Although the exact mechanism of intraosseous hematomas unknown. Review of English literature revealed 11 cases of intraosseous hematoma. All had trauma while four of them also had hematologic disorder. [2] Two of them were infant and except one case, they were treated surgically. None of the histopathological examination of the cases revealed infection. There was inflammatory infiltration in histopathological examination of our case. The hematogen spreading may lead the infection.
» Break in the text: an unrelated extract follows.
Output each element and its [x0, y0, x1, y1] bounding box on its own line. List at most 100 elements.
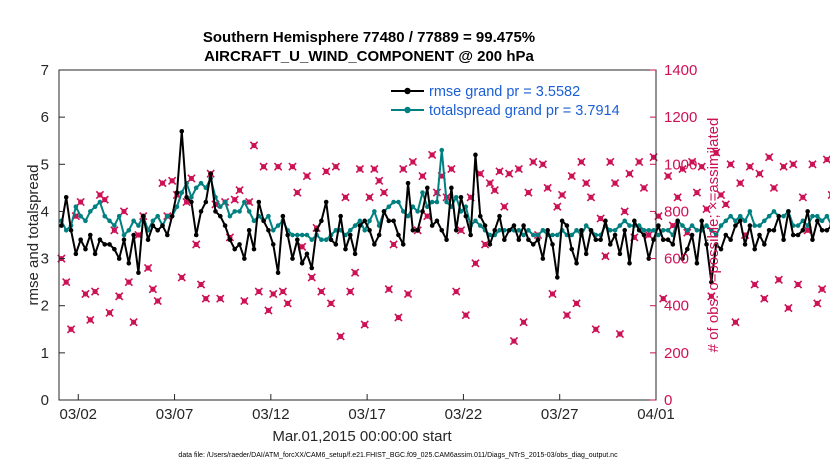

In general, risk factors such as hemophilia or other coagulation disorders will place the patient at risk for intraosseous hematoma. Furthermore intraosseous hematomas can occur even in the absence of coagulation disorders. Trauma initiates bleeding into the intraosseous space. The slowly progressive enlargement of the skull is due to organization of the hematoma. Intraosseous hematomas cross the sutures unlike supperiostal hematomas. [3] In a pediatric skull, micro movements at the sutural levels, which might be spontaneous or follow trivial trauma may lead to the formation of hematoma. [3] Our patient was an infant boy who had difficult vaginal delivery. He had not have any hematologic disorder. In the differential diagnosis of intraosseous hematoma, aneurysmal bone cyst, dermoid and epidermoid cysts, eosinophylic granuloma, hemangioma and plasmacytoma should be considered. [3] Intraosseous hematomas are able to be diagnosed pre-operatively with suspicion and experience. CT and magnetic resonance images scans typically demonstrate the non-contrast enhanced mass, expanded in the diploe and separated the inner and outer wall of the skull. Histopathological examination of these lesions show evidence of old hematoma either in the form old altered blood encysted or pure blood clot, or an empty cyst wall of granulation tissue or collagenous tissue. [4] In our case, there was also inflammatory infiltration. This is the first case of infected intraosseous hematoma. Intraosseousc hematoma is a lesion that must be differentiated from skull lesions both radiologically and histologically.